Solar panels and modernized electric bill payments boost power in Kandahar

29 July 2010 - Afghan officials have installed renewable energy and modern technology programmes in southern Afghanistan to ease the way some services are provided and to create job opportunities for young people.

 

“We understand and appreciate the value of such projects which are useful for the local communities,” District Governor Haji Shah Mohammad said at a launch of 22 solar street lights installed to illuminate the road from the Baba Wali Shrine, a popular picnic spot, to the Arghandab River.

The project, worth US$ 97,000 and implemented by the Department of Rural Rehabilitation and Development (RRD), was inaugurated last week by district officials, the head of the development shura or consul, tribal elders and community representatives.

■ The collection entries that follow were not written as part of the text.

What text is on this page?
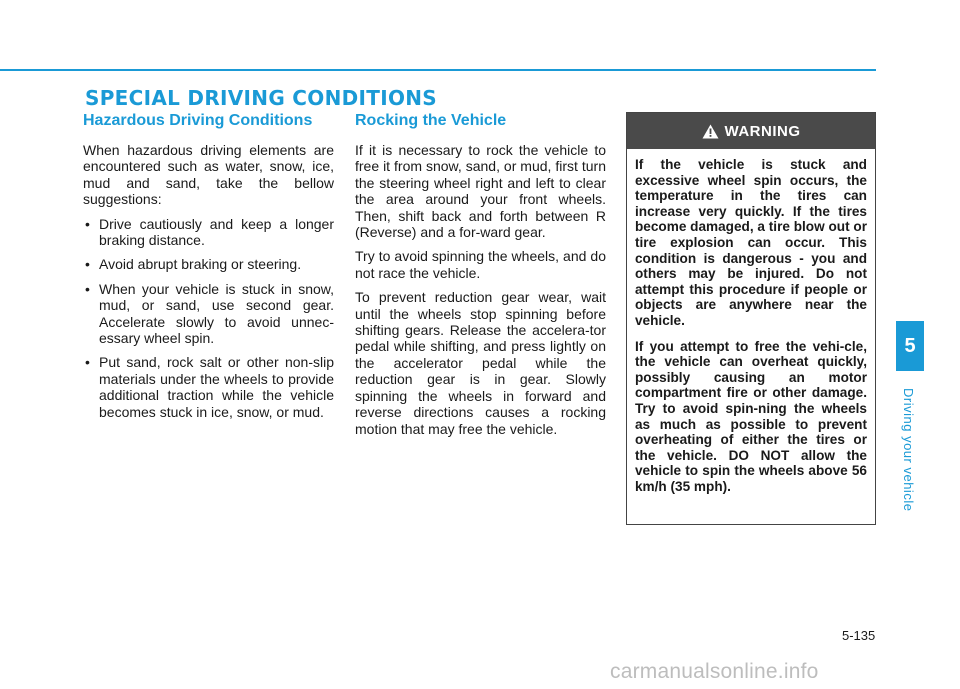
SPECIAL DRIVING CONDITIONS
Hazardous Driving Conditions

When hazardous driving elements are encountered such as water, snow, ice, mud and sand, take the bellow suggestions:

• Drive cautiously and keep a longer braking distance.
• Avoid abrupt braking or steering.
• When your vehicle is stuck in snow, mud, or sand, use second gear. Accelerate slowly to avoid unnec-essary wheel spin.
• Put sand, rock salt or other non-slip materials under the wheels to provide additional traction while the vehicle becomes stuck in ice, snow, or mud.
Rocking the Vehicle

If it is necessary to rock the vehicle to free it from snow, sand, or mud, first turn the steering wheel right and left to clear the area around your front wheels. Then, shift back and forth between R (Reverse) and a for-ward gear.

Try to avoid spinning the wheels, and do not race the vehicle.

To prevent reduction gear wear, wait until the wheels stop spinning before shifting gears. Release the accelera-tor pedal while shifting, and press lightly on the accelerator pedal while the reduction gear is in gear. Slowly spinning the wheels in forward and reverse directions causes a rocking motion that may free the vehicle.

WARNING

If the vehicle is stuck and excessive wheel spin occurs, the temperature in the tires can increase very quickly. If the tires become damaged, a tire blow out or tire explosion can occur. This condition is dangerous - you and others may be injured. Do not attempt this procedure if people or objects are anywhere near the vehicle.

If you attempt to free the vehi-cle, the vehicle can overheat quickly, possibly causing an motor compartment fire or other damage. Try to avoid spin-ning the wheels as much as possible to prevent overheating of either the tires or the vehicle. DO NOT allow the vehicle to spin the wheels above 56 km/h (35 mph).

5
Driving your vehicle
5-135
carmanualsonline.info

Solar power is considered a useful and cost effective source of energy, generating electricity in an area where there is shortage of dams and other means to produce electricity.

UN Environment Programme (UNEP) Executive Director Achim Steiner has said the UN agency supports similar projects which provide “clean and renewable energies in developing countries.”

In addition, Kandahar is one of nine provinces nationwide taking part in a pilot project launched by the Ministries of Finance, Power and Energy, Urban Development and Economy to computerize the departments of power and energy.

“The new system is to facilitate the local population where they will be able to get rid of the old lengthy procedure for delivery of their electricity bills,” said Fazal Ahmad, the head of the power and energy department in Kandahar.

Officials will go door to door to record readings from electricity meters on bi-monthly basis and will deliver bills to households and shops.

Under the old system, residents and business owners kept track of their own energy use in special notebooks, returning to the departments on a semi-regular basis to pay bills. The process could take up to four months and some people were able to circumvent the system entirely with bribes.

In addition to reducing administrative pressure, the system is considered a major step towards good-governance in Kandahar.

“We are happy that a government department is striving seriously to provide computerized services to the people,” one resident said.

Ensuring environmental sustainability is one of the eight Millennium Development Goals (MDGs) that world leaders agreed to reach by 2015.

With the deadline approaching, UN Secretary-General Ban Ki-moon will convene a high-level summit in September in New York to try to speed up the progress towards the MDGs.

President Hamid Karzai of Afghanistan is expected to attend the summit, which coincides with the annual opening of the UN General Assembly.